El equipo de sonido quizás era el mueble más importante. La torre de discos, un altar. Y mi viejo, el sacerdote de ese templo sin santos pero lleno de voces rotas, solos imposibles y letras en inglés que apenas empezaba a entender, pero sabía que en última instancia, no hacía falta. Como terminé aprendiendo luego: la música habla por sí misma.

Ahí estaba todo: Metallica, Deep Purple, Magedath, Maiden, Motörhead, Black Sabbath... Y Ozzy. Las portadas me daban miedo y fascinación. Los nombres de los discos se me grababan a fuego: Master of Puppets, Heaven and Hell, Diary of a Madman, Rust in Peace. Recorría con la mirada la fila interminable de cds, a veces originales, pero muchos de ellos truchos, que ese hombre se encargaba de buscar, re-grabar, catalogar. Era su manera de crear algo, de cuidar, de transmitir.

Y así se armó entre nosotros un lenguaje que no necesitaba muchas palabras. Nos unió un sonido. Una energía. Cuando no sabíamos cómo decir algo, lo escuchábamos. Cuando había distancia, aparecía un disco. Cuando estábamos cerca, también. La música nos ordenó los días.

No sé si alguna vez hablamos de Ozzy como deberíamos. Los hijos rara vez accedemos al mundo interior de los padres, y viceversa, pero sé que hoy ambos estamos tristes. Hoy recuerdo esa figura oscura pero honesta, exagerada pero profundamente humana, rota pero luminosa en su rareza. Un sobreviviente. Alguien que hizo de su voz un hogar para todos los que no encajábamos en ningún lado. En un mundo que nos dice que nos callemos, Ozzy gritó por nosotros.
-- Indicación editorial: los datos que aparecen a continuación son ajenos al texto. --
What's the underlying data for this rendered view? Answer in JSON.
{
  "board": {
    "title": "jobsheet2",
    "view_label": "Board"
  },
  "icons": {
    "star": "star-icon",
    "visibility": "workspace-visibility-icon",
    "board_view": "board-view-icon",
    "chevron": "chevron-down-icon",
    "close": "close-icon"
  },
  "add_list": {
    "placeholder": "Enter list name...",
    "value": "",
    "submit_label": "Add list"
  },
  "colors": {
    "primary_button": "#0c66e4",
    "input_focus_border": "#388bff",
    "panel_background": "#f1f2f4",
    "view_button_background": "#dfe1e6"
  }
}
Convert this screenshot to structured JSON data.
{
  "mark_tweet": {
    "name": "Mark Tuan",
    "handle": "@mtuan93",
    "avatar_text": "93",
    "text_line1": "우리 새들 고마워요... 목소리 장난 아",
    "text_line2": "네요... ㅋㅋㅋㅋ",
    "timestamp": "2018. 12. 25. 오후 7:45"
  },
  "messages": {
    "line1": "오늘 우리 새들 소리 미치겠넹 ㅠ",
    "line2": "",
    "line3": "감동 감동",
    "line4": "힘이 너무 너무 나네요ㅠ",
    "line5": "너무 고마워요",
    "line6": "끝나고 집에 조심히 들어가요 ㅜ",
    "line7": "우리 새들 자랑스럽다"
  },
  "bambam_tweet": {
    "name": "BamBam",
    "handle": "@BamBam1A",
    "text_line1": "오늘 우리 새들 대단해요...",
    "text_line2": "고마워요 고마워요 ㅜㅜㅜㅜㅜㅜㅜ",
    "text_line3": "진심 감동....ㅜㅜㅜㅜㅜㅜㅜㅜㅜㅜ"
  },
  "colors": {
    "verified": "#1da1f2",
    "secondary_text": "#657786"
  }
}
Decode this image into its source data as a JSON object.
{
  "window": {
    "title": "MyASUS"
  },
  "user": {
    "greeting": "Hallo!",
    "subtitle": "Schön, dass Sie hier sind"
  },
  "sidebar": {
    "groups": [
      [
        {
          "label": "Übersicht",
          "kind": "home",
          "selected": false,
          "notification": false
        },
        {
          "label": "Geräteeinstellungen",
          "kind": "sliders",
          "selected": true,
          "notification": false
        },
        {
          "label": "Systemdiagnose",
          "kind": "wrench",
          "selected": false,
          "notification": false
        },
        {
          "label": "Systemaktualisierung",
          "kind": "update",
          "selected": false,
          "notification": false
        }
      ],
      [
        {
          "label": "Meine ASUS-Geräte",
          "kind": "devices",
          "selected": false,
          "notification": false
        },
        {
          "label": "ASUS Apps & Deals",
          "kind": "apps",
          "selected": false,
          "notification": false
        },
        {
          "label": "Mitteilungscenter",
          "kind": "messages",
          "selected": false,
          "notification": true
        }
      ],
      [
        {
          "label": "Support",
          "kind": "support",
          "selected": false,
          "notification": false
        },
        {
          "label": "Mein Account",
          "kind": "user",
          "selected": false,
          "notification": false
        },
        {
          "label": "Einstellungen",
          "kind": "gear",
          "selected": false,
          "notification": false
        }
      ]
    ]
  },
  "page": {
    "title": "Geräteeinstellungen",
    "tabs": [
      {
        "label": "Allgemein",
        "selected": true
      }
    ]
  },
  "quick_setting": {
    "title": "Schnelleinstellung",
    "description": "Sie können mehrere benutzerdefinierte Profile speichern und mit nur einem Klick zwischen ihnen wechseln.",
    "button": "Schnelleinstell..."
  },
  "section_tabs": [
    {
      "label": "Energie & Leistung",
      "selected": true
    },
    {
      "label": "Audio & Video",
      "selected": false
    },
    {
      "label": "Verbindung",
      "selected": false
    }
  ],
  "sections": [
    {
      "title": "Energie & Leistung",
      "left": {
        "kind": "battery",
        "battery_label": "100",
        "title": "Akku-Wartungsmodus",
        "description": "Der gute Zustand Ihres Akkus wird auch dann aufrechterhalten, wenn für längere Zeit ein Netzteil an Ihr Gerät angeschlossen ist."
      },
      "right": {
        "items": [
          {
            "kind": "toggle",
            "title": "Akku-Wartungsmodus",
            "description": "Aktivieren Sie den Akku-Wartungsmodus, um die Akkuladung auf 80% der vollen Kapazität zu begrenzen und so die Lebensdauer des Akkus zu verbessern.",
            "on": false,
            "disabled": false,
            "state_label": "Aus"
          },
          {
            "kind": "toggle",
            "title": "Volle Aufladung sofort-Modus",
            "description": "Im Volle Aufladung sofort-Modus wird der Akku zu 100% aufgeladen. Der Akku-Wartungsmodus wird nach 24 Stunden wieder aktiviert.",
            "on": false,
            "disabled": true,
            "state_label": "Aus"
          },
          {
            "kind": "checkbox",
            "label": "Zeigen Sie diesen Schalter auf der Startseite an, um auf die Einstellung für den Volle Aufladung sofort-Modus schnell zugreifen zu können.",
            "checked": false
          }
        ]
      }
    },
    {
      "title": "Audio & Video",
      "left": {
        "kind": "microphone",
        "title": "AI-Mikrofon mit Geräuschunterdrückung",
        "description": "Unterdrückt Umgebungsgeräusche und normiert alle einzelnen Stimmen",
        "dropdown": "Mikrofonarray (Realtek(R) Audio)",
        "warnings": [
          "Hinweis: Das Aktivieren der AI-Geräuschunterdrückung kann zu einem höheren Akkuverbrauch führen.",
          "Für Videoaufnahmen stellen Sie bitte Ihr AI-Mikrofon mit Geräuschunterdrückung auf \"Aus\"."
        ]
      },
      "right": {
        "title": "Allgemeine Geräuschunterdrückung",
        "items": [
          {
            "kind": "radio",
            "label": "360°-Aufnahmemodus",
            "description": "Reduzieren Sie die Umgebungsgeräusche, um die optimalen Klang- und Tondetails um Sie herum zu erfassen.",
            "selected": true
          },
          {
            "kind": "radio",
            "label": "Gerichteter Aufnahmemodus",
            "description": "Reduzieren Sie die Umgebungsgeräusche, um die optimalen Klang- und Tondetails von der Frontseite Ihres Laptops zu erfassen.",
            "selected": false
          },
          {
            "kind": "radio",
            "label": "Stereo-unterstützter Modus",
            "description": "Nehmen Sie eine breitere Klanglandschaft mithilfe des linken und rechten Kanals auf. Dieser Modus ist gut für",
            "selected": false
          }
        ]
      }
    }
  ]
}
Mientras escribo estas palabras recorro la discografía de Sabbath con los oidos, pienso que luego voy a pasar a la de Ozzy solista. Miro a mi mejor amiga que está sentada frente a mí y nos siento a ambas al borde de un llanto que, de arrancar, no tendría final. Me encuentro con la herencia que me deja mi viejo: la música como refugio. Un lugar dónde no hace falta fingir, sostener, aguantar, solucionar. Dónde se puede ser raro, sensible, iracundo, melancólico, o todo a la vez.

Ahora que Ozzy ya no está, me pesa más de lo que pensé. Porque se siente como el final de una época. Como si algo que nos unía, que fue testigo silencioso de tantos momentos nuestros, también se fuera con él. Pero eso es por un momento. Respiro. Cierro los ojos y siento el ritmo. El mundo sigue girando hoy también. Y seguirá girando mientras escuchamos un disco, juntos, separados, con amigos, en soledad. Cada vez que hablo de mi viejo digo "él me enseñó todo esto".

Gracias, viejo. Por la música. Por el metal. Por enseñarme a escuchar con el cuerpo entero. Por el cariño y por la distorsión. Gracias Ozzy por enseñarle a él. Termino de escribir con la sensación de poder ver ese hilo imaginario que une a todas las cosas, y pienso que eso se llama amor.